The total score is the score from the game minus the size of your code in bytes. Please use the following file (64kiB of pseudo-random noise) as input: https://gist.github.com/ngn/857bf2c99bfafc649b8eaa1e489e75e4/raw/880f29bd790638aa17f51229c105e726bce60235/i
The following python2/python3 script reads files "i" and "o" from the current directory, replays the game and prints the score (please remember to subtract your code size from the score):
a = [0] * 23 # grid (1square=1bit, 1row=1int, LSB is left, 3 empty rows on top)
# O I Z J L S T tetrominoes
t = [[[3,3],[1,1,1,1],[3,6], [2,2,3],[1,1,3],[6,3], [7,2] ],
[[3,3],[15], [2,3,1],[7,4], [4,7], [1,3,2],[1,3,1]],
[[3,3],[1,1,1,1],[3,6], [3,1,1],[3,2,2],[6,3], [2,7] ],
[[3,3],[15], [2,3,1],[1,7], [7,1], [1,3,2],[2,3,2]]]
tw = [[2,1,3,2,2,3,3],[2,4,2,3,3,2,2],[2,1,3,2,2,3,3],[2,4,2,3,3,2,2]] # widths
th = [[2,4,2,3,3,2,2],[2,1,3,2,2,3,3],[2,4,2,3,3,2,2],[2,1,3,2,2,3,3]] # heights
score = 0
for p, rx in zip(bytearray(open('i', 'rb').read()),
bytearray(open('o', 'rb').read())):
p %= 7; r = rx >> 4; x = rx & 15 # p:piece type, r:rotation, x:offset
b = [u << x for u in t[r][p]] # as a bit-matrix (list of ints)
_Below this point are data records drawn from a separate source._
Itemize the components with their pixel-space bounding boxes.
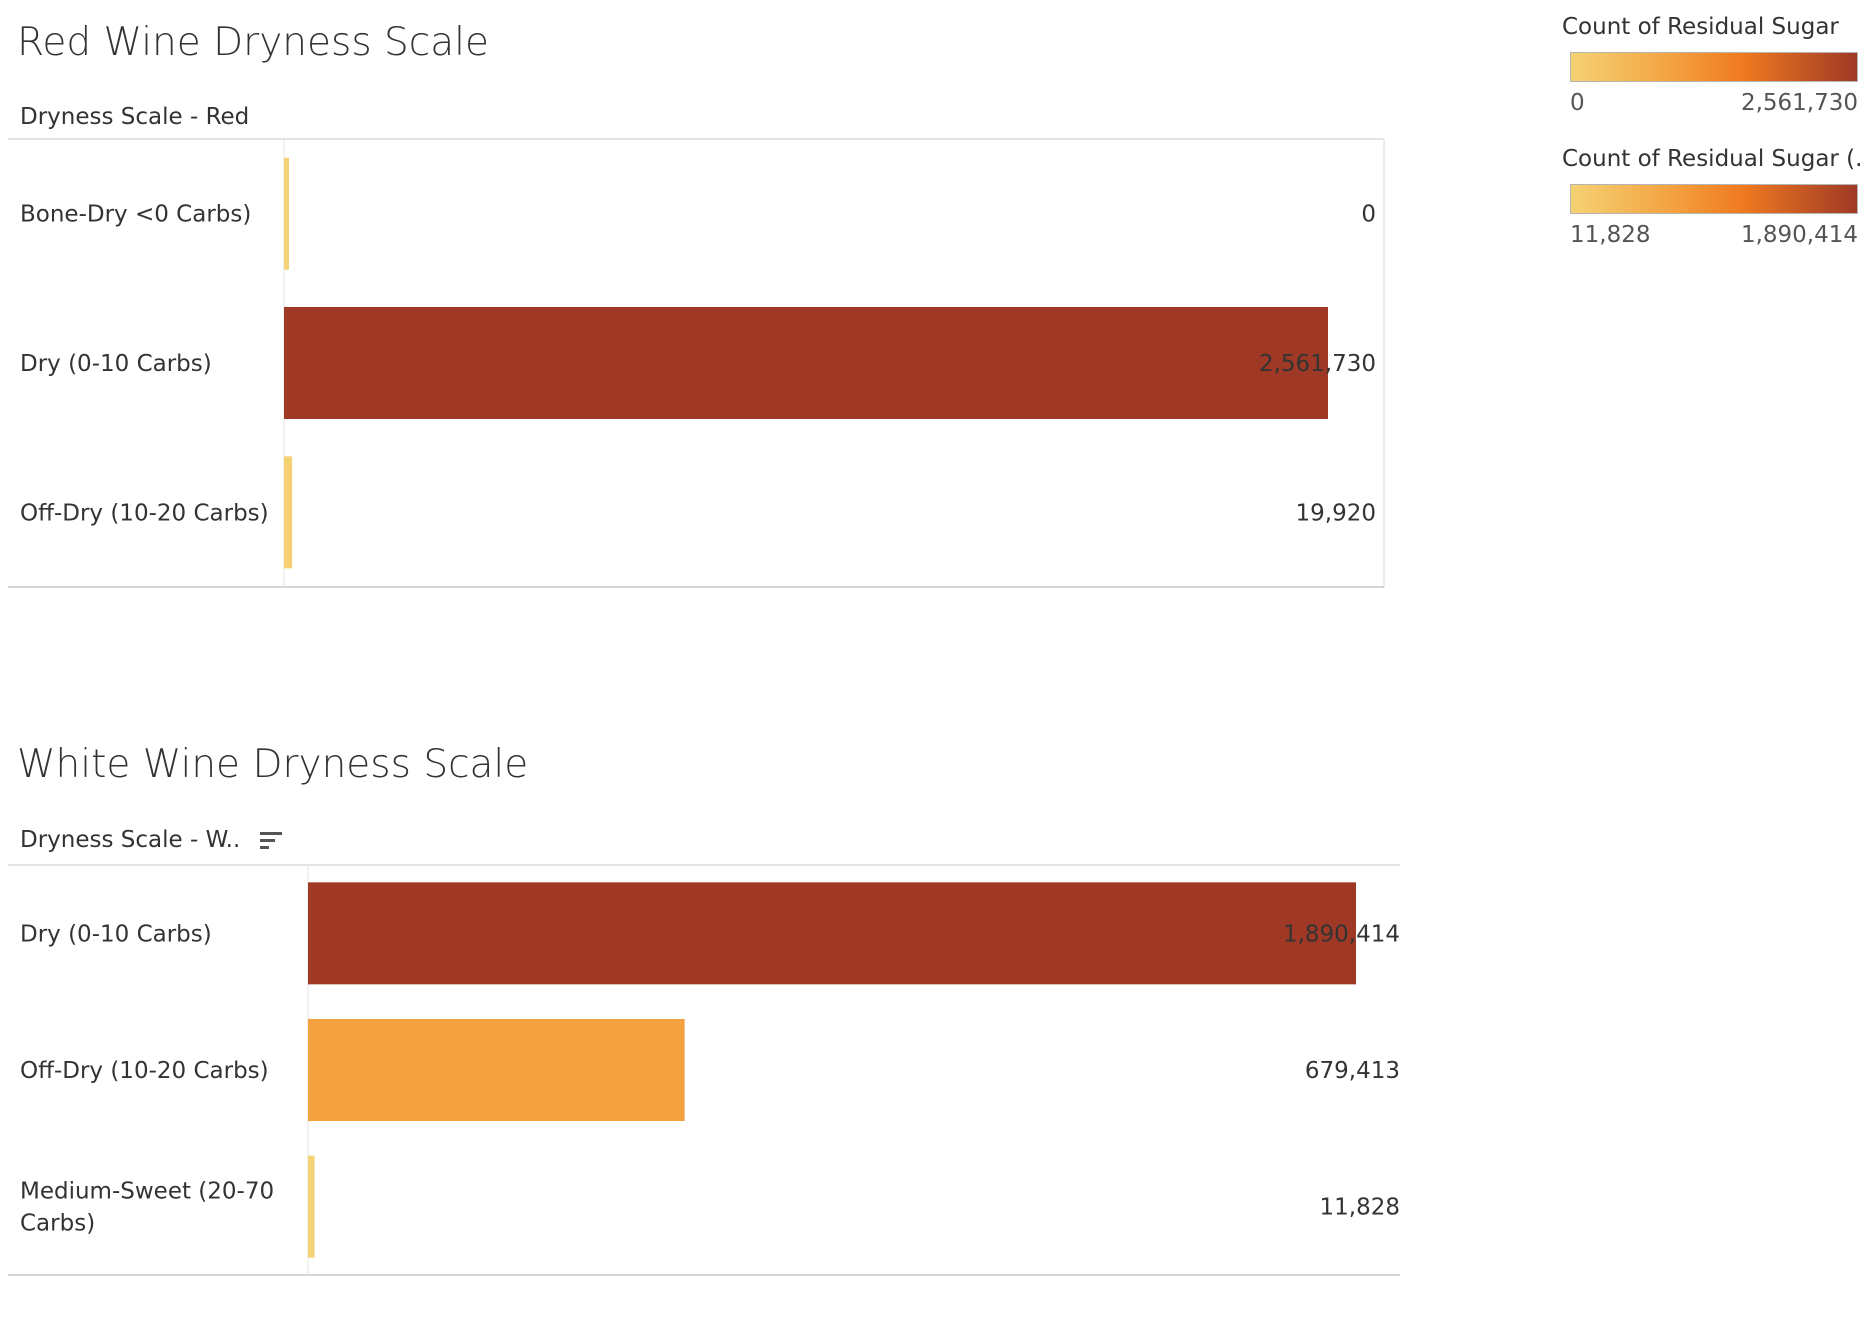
red-value-label-0: 0 [1361, 202, 1376, 228]
red-value-label-2: 19,920 [1296, 500, 1376, 526]
red-bar-0[interactable] [284, 157, 289, 270]
red-category-label-1: Dry (0-10 Carbs) [20, 351, 212, 377]
red-legend-min: 0 [1570, 90, 1585, 116]
white-category-label-0: Dry (0-10 Carbs) [20, 921, 212, 947]
white-bar-1[interactable] [308, 1019, 685, 1121]
red-legend-title: Count of Residual Sugar [1562, 14, 1839, 40]
red-legend-max: 2,561,730 [1740, 90, 1858, 116]
red-bar-chart: Bone-Dry <0 Carbs) 0 Dry (0-10 Carbs) 2,561… [8, 138, 1385, 588]
white-legend-title: Count of Residual Sugar (.. [1562, 146, 1862, 172]
red-category-header-label: Dryness Scale - Red [20, 104, 250, 130]
white-value-label-0: 1,890,414 [1283, 921, 1400, 947]
red-color-legend[interactable]: Count of Residual Sugar 0 2,561,730 [1562, 14, 1862, 116]
white-value-label-2: 11,828 [1320, 1195, 1400, 1221]
white-legend-gradient [1570, 184, 1858, 214]
white-value-label-1: 679,413 [1305, 1058, 1400, 1084]
white-legend-min: 11,828 [1570, 222, 1651, 248]
red-value-label-1: 2,561,730 [1259, 351, 1376, 377]
red-legend-gradient [1570, 52, 1858, 82]
red-bar-2[interactable] [284, 456, 293, 569]
red-category-label-0: Bone-Dry <0 Carbs) [20, 202, 251, 228]
red-bar-1[interactable] [284, 307, 1328, 419]
white-category-header-label: Dryness Scale - W.. [20, 827, 241, 853]
red-category-label-2: Off-Dry (10-20 Carbs) [20, 500, 269, 526]
white-category-label-1: Off-Dry (10-20 Carbs) [20, 1058, 269, 1084]
sort-descending-icon[interactable] [260, 831, 283, 849]
white-category-header[interactable]: Dryness Scale - W.. [20, 827, 283, 853]
red-category-header[interactable]: Dryness Scale - Red [20, 104, 249, 130]
white-bar-0[interactable] [308, 882, 1356, 985]
white-legend-max: 1,890,414 [1740, 222, 1858, 248]
white-chart-title: White Wine Dryness Scale [17, 742, 529, 787]
red-chart-title: Red Wine Dryness Scale [17, 20, 489, 65]
white-bar-chart: Dry (0-10 Carbs) 1,890,414 Off-Dry (10-20 … [8, 864, 1400, 1276]
white-color-legend[interactable]: Count of Residual Sugar (.. 11,828 1,890… [1562, 146, 1862, 248]
white-bar-2[interactable] [308, 1155, 315, 1258]
white-category-label-2: Medium-Sweet (20-70 Carbs) [20, 1179, 274, 1237]
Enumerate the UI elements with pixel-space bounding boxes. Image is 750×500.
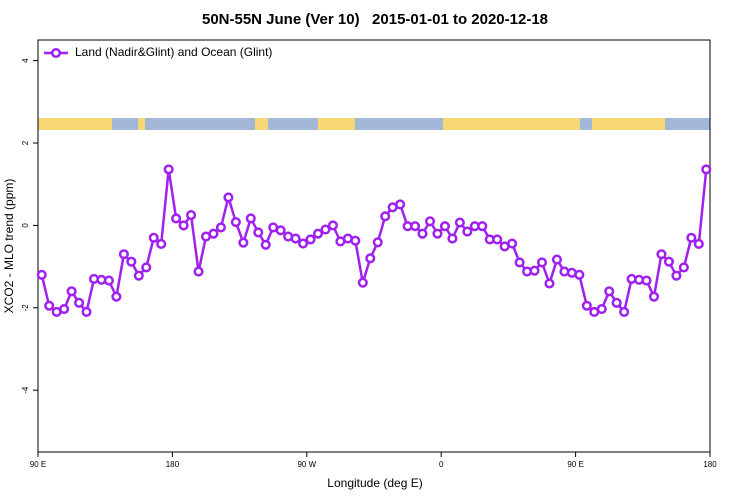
data-point — [103, 275, 114, 286]
x-tick-label: 90 E — [567, 460, 583, 469]
data-point — [604, 286, 615, 297]
data-point — [462, 226, 473, 237]
data-point — [148, 232, 159, 243]
plot-frame — [37, 39, 711, 453]
data-point — [656, 249, 667, 260]
ocean-band — [112, 118, 138, 130]
x-tick-label: 0 — [439, 460, 444, 469]
ocean-band — [580, 118, 592, 130]
x-axis-label: Longitude (deg E) — [327, 476, 422, 490]
data-point — [298, 238, 309, 249]
data-point — [693, 238, 704, 249]
data-point — [686, 232, 697, 243]
ocean-band — [268, 118, 318, 130]
data-point — [305, 234, 316, 245]
data-point — [208, 228, 219, 239]
data-point — [260, 239, 271, 250]
data-point — [514, 257, 525, 268]
data-point — [111, 291, 122, 302]
data-point — [171, 213, 182, 224]
data-point — [327, 220, 338, 231]
data-point — [350, 235, 361, 246]
data-point — [477, 221, 488, 232]
ocean-band — [145, 118, 255, 130]
data-point — [193, 266, 204, 277]
data-point — [529, 265, 540, 276]
data-point — [275, 225, 286, 236]
y-tick-label: -2 — [21, 304, 30, 312]
data-point — [439, 221, 450, 232]
x-tick-label: 180 — [703, 460, 717, 469]
data-point — [290, 233, 301, 244]
y-tick-label: 4 — [21, 58, 30, 63]
data-point — [357, 277, 368, 288]
data-point — [238, 237, 249, 248]
data-point — [619, 306, 630, 317]
x-tick-label: 90 W — [297, 460, 316, 469]
data-point — [81, 306, 92, 317]
data-point — [507, 238, 518, 249]
data-point — [380, 211, 391, 222]
data-point — [44, 300, 55, 311]
data-point — [671, 270, 682, 281]
data-point — [424, 216, 436, 227]
data-point — [395, 199, 406, 210]
data-point — [372, 237, 383, 248]
data-point — [641, 275, 652, 286]
y-tick-label: 2 — [21, 140, 30, 145]
data-point — [245, 213, 256, 224]
data-point — [133, 270, 144, 281]
data-point — [447, 233, 458, 244]
data-point — [118, 249, 129, 260]
data-point — [454, 217, 465, 228]
data-point — [611, 297, 622, 308]
data-point — [223, 192, 234, 203]
legend-label: Land (Nadir&Glint) and Ocean (Glint) — [75, 45, 272, 59]
y-tick-label: -4 — [21, 386, 30, 394]
data-point — [574, 269, 585, 280]
x-tick-label: 90 E — [30, 460, 46, 469]
land-ocean-strip — [38, 118, 710, 130]
y-tick-label: 0 — [21, 223, 30, 228]
data-point — [126, 256, 137, 267]
legend-marker — [50, 47, 62, 59]
data-point — [492, 234, 503, 245]
data-point — [320, 224, 331, 235]
data-point — [66, 286, 77, 297]
data-point — [544, 278, 555, 289]
data-point — [596, 303, 607, 315]
data-point — [365, 253, 376, 264]
data-point — [36, 269, 47, 280]
data-point — [215, 222, 226, 233]
data-point — [417, 228, 428, 239]
ocean-band — [355, 118, 443, 130]
data-point — [648, 291, 660, 302]
data-point — [581, 300, 592, 311]
y-axis-label: XCO2 - MLO trend (ppm) — [2, 179, 16, 314]
data-point — [141, 262, 152, 273]
data-point — [678, 262, 689, 273]
data-point — [663, 256, 674, 267]
data-point — [432, 228, 443, 239]
data-point — [186, 210, 197, 221]
data-point — [701, 164, 712, 175]
data-point — [536, 257, 548, 268]
data-point — [253, 227, 264, 238]
ocean-band — [665, 118, 710, 130]
chart-title: 50N-55N June (Ver 10) 2015-01-01 to 2020… — [202, 11, 548, 28]
data-point — [156, 238, 167, 249]
x-tick-label: 180 — [166, 460, 180, 469]
data-point — [230, 217, 241, 228]
data-point — [59, 303, 70, 315]
data-point — [551, 254, 562, 265]
data-point — [74, 297, 85, 308]
data-point — [178, 220, 189, 231]
data-point — [163, 164, 174, 175]
data-point — [410, 221, 421, 232]
data-point — [312, 228, 324, 239]
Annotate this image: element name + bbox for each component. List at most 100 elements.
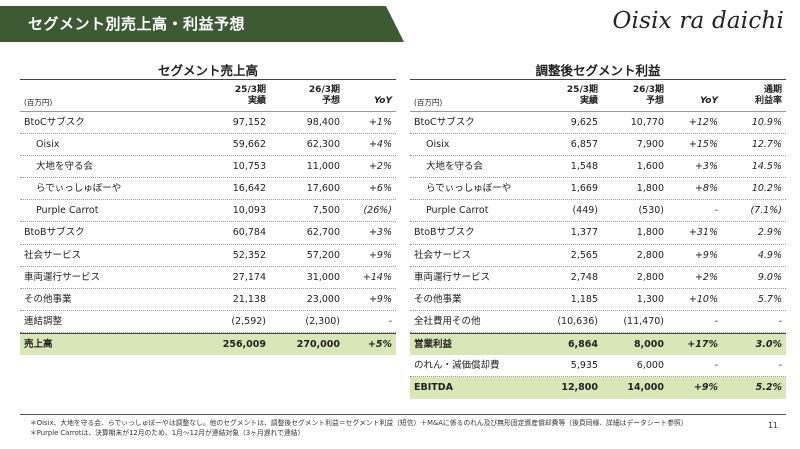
yoy-value: (26%) xyxy=(363,205,392,217)
company-logo: Oisix ra daichi xyxy=(612,8,784,34)
yoy-value: +12% xyxy=(688,117,718,128)
row-label: BtoCサブスク xyxy=(414,117,475,128)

bw = tw[r][p]; bh = th[r][p] # width and height
y = 0 # drop it
while y <= 23 - bh and all((a[y + i] & b[i]) == 0 for i in range(bh)):
y += 1
y -= 1
if y < 3: # no room?
a = [0] * len(a) # clear the grid and carry on
else:
for i in range(bh): # add the piece to the grid
a[y + i] |= b[i]
n = 0
for i in reversed(range(bh)): # collapse full lines
if a[y + i] == (1 << 10) - 1:
n += 1; del a[y + i]; a = [0] + a
score += (1 << n) - 1
print(score)
So does the following much faster C program but it's guaranteed to work only on Linux:
#include<stdio.h>
#include<fcntl.h>
#include<sys/mman.h>
#include<sys/stat.h>
#define F(i,n,b...)for(i=0;i<n;i++){b;}
typedef int I;typedef char C;
I a[23],t[]={
51,4369,99,802,785,54,39,51,15,306,71,116,561,305,
51,4369,99,275,547,54,114,51,15,306,113,23,561,562};
C*th="2423322213223324233222132233";
I main(){
struct stat h;stat("i",&h);I i,j,k,l=h.st_size,z=0;
C*mi=mmap(0,l,1,1,open("i",0,0),0),*mo=mmap(0,l,1,1,open("o",0,0),0);
F(k,l,
I p=(mi[k]&255)%7,r=3&mo[k]>>4,q=r*7+p,x=mo[k]&15,y=0,h=th[q]-'0',b[4];
F(i,h,b[i]=(t[q]>>(4*i)&15)<<x)
while(y<=23-h){I u=0;F(i,h,u|=a[y+i]&b[i])if(u)break;y++;}
if(--y<3){F(i,23,a[i]=0)continue;}
F(i,h,a[y+i]|=b[i])
I n=0;F(i,23,n+=a[i]==1023)
if(n){j=23;F(i,20,a[j]=a[22-i];j-=a[j]!=1023)F(i,j,a[i]=0);z+=(1<<n)-1;})
printf("%d\n",z);return 0;}
The highest total score wins. Standard loopholes are forbidden.